Pulitzer Prize finalist Patricia Smith nearly filled the Alice Peters Auditorium March 5 for her poetry reading hosted by Fresno State’s MFA program.
At the Spring Reading Series, Smith read and performed seven poems.
She began with a poem she wrote as an example for her poetry students. The poem titled “Thirteen” is about being 13 years old. It includes stanzas about the speaker’s first menstrual cycle and the awkward transition of being a girl who desperately wants to be a woman.
A line from that poem boasts that with her blue eyeshadow and platform heels she looked like “a blind streetwalker bursting from a cocoon.”
Smith calls her poems stories. When she has a story she wants to tell, Smith finds the best way to tell it, without being worried about iambic pentameter and other poetry rules, Smith said.

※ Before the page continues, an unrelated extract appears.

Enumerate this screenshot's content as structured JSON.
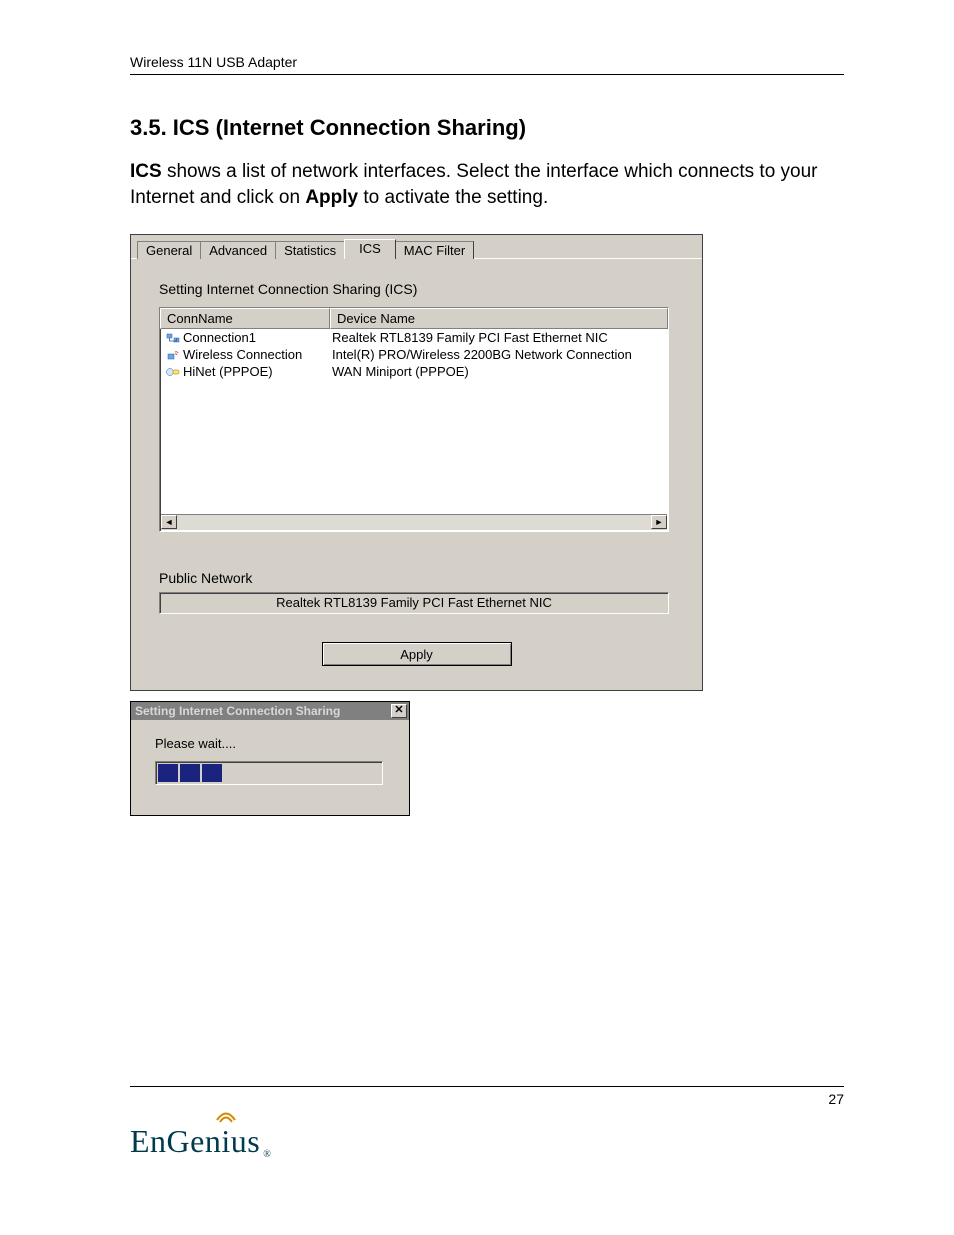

“All I care about is your story, and it doesn’t have to have a happy ending,” said Smith. “It just has to be yours. You are charged with the telling of your own story.”

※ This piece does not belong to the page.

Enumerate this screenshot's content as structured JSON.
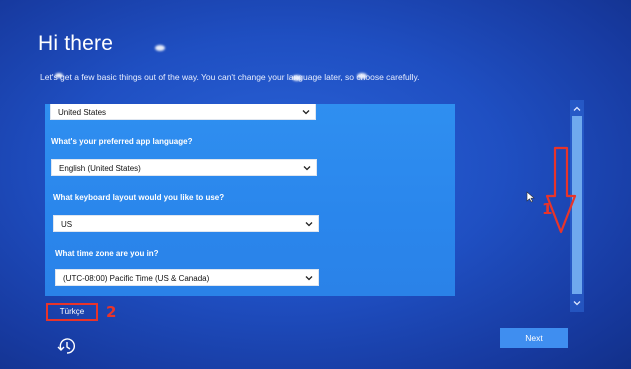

She read a poem about being in Bronx, New York, on President Barack Obama’s inauguration day and gave a comedic recitation spoken from the perspective of a black barber she used to take her son to in Chicago.
Smith is lively and charismatic. She joked about how she had 8-minute introductions for 1-minute poems.
In between some of the readings she pulled off her earrings and said to the women of the audience, “You know when you wear earrings all day, then suddenly you feel them?” The laughter from the audience confirmed they did.
Following the readings Smith answered some questions about what it was like growing up in Chicago, starting out as a slam poet and what has changed now that she is a prize-winning poet.
Her latest poetry collection titled “Incendiary Art,” won the 2018 Kingsley Tufts Poetry Award, the 2018 NAACP Image Award, a 2017 Los Angeles Times Book Prize and was a finalist for a Pulitzer Prize.
The event ran a total of about two hours, with refreshments and book signings after.